Archive for February, 2007

Healthy living, Oakland style

When it was pouring rain this morning I was mildly annoyed at not being able to ride my bike to work.  But maybe it was fate.  Because I wouldn’t have wanted to miss this tableau I passed by on the walk home: In the front patio area of the Golden Bear, a questionable bar on Grand Avenue frequented by Raiders fans with very loud motorcycles there were three dudes and a chick hanging out .  One dude was holding a plastic bag with a head of iceberg lettuce in it.  As they conversed loudly about whatever Golden Bear patrons converse about, all 4 people repeatedly reached into the plastic bag and tore off and ate chunks of the lettuce.  Awesome.

Fogey

Last week, in anticipation of an internet-free trip to Mendocino, I headed to the OPL Main Branch to check out a couple guidebooks so we’d have some place to look up good hiking and wine-tasting places while on the road. “The Mendocino: The Ultimate Wine and Food Lover’s Guide” was on the shelf. I flipped through, and, having glanced at the copyright date to make sure it was of recent vintage, decided to check it out. Awesome!

Once we were en route, I pulled it out to verify the address of a winery, and I happened to look at the copyright date again. Which was 1997. Which was TEN YEARS AGO. As we discovered the hard way, more than one establishment had changed its address and/or hours of operation in the intervening decade.

It wasn’t so much that I felt like an ass; I just felt old. In the coot-brain, 1997 is like, last year. When I read the date, I genuinely thought it was a great find: such a recent publication!

To be honest, 1988 is also a signal bouy of recentness in my fuzzy conception of the timeline. I think it must be because that was the first year I was really conscious of the Presidential election (elementary school in-class mock voting results: Bush-1, Dukakis-29), and that memory is tied to “88″. Since I recently realized that babies born in that year are now in college I’ve been trying to recalibrate my temporal sensors, but it looks like it might be a lost cause.
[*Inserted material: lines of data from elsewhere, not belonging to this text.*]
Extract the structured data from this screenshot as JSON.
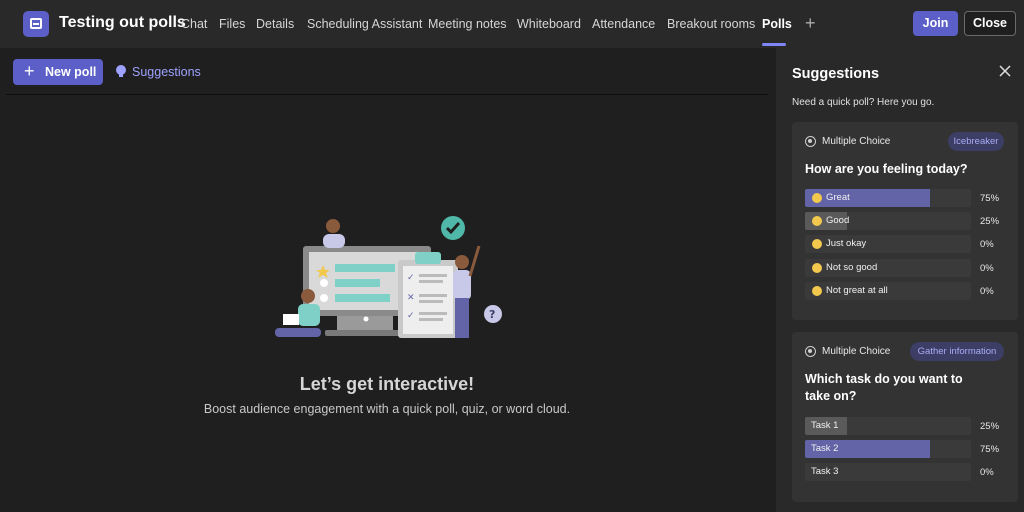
{
  "header": {
    "title": "Testing out polls",
    "tabs": [
      {
        "label": "Chat"
      },
      {
        "label": "Files"
      },
      {
        "label": "Details"
      },
      {
        "label": "Scheduling Assistant"
      },
      {
        "label": "Meeting notes"
      },
      {
        "label": "Whiteboard"
      },
      {
        "label": "Attendance"
      },
      {
        "label": "Breakout rooms"
      },
      {
        "label": "Polls",
        "active": true
      }
    ],
    "add_tab_symbol": "+",
    "join_label": "Join",
    "close_label": "Close"
  },
  "toolbar": {
    "new_poll_label": "New poll",
    "suggestions_label": "Suggestions"
  },
  "empty_state": {
    "title": "Let’s get interactive!",
    "subtitle": "Boost audience engagement with a quick poll, quiz, or word cloud."
  },
  "panel": {
    "title": "Suggestions",
    "subtitle": "Need a quick poll? Here you go.",
    "cards": [
      {
        "type": "Multiple Choice",
        "tag": "Icebreaker",
        "question": "How are you feeling today?",
        "options": [
          {
            "label": "Great",
            "percent": "75%",
            "value": 0.75,
            "emoji": true
          },
          {
            "label": "Good",
            "percent": "25%",
            "value": 0.25,
            "emoji": true
          },
          {
            "label": "Just okay",
            "percent": "0%",
            "value": 0,
            "emoji": true
          },
          {
            "label": "Not so good",
            "percent": "0%",
            "value": 0,
            "emoji": true
          },
          {
            "label": "Not great at all",
            "percent": "0%",
            "value": 0,
            "emoji": true
          }
        ]
      },
      {
        "type": "Multiple Choice",
        "tag": "Gather information",
        "question": "Which task do you want to take on?",
        "options": [
          {
            "label": "Task 1",
            "percent": "25%",
            "value": 0.25,
            "emoji": false
          },
          {
            "label": "Task 2",
            "percent": "75%",
            "value": 0.75,
            "emoji": false
          },
          {
            "label": "Task 3",
            "percent": "0%",
            "value": 0,
            "emoji": false
          }
        ]
      }
    ]
  },
  "colors": {
    "accent": "#5b5fc7",
    "accent_light": "#7f85f5",
    "bar_fill": "#6264a7",
    "background": "#1f1f1f",
    "panel": "#292929"
  }
}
At least the pictures in the book were pretty.

Minutiae

The coffee/sandwich shop directly across the street from my workplace has pretty lousy coffee, but of course I go there anyway because it’s directly across the street and because a large coffee is only a dollar. It’s the kind of operation frequented exclusively by local office workers between 7:30am and 4:30pm. It’s a place that thrives on routine; where the dudes behind the counter know everybody’s name, where they work, their coworkers’ names, and what sandwich the get every day, whether it’s the turkeywrapspinachtortillanoonionsyeshotsauce or my favorite (to hear ordered, not to eat) the croissantwithbaconandeggandcreamcheese.
Today I went in with my dollar, and upon proceeding to the condiment island, not only did I NOTICE that the stainless steel milk jugs had brand new labels on them, I was momentarily, involuntarily EXCITED because they looked so fresh and nice (the new ones are black on a white rectangle and the old ones were just die-cut black lettering). Good Lord!
In late December, they switched paper cup brands. Not only did I notice, I thought about it A LOT. The old cups were plain white with white lids. It was nice and simple. It assured you that the coffee wasn’t putting on any airs. It made it seem like a bargain.

white cup

The new cups suck. They are purple with black lids and all busied up with pictures of steaming coffee cups and words like “espresso” and ugly swirls. They’re the same cups that the convenience store/deli down the street, which has truly attrocious coffee, uses. I searched online and discovered that they’re the Solo brand “Bistro” design.

ugly cup

Seeing those cups made me not want to drink the coffee anymore. Maybe it was the visual association with the crap coffee down the road. Maybe it was that the faux-artsy design and bold colors implied a richness and quality within that was not being delivered.
What was a girl to do?
The solution ended up being pathetically simple. I did what I should have been doing all along. I dredged up a travel mug from the depths of the breakroom and started carrying it across the street. The coffee’s still cruddy’ the travel mug is hideous, and seeing the “Bistro” cups on the counter still gets my dander up, but I just soothe myself with self-righteous congratulations on what a good little eco-citizen I am.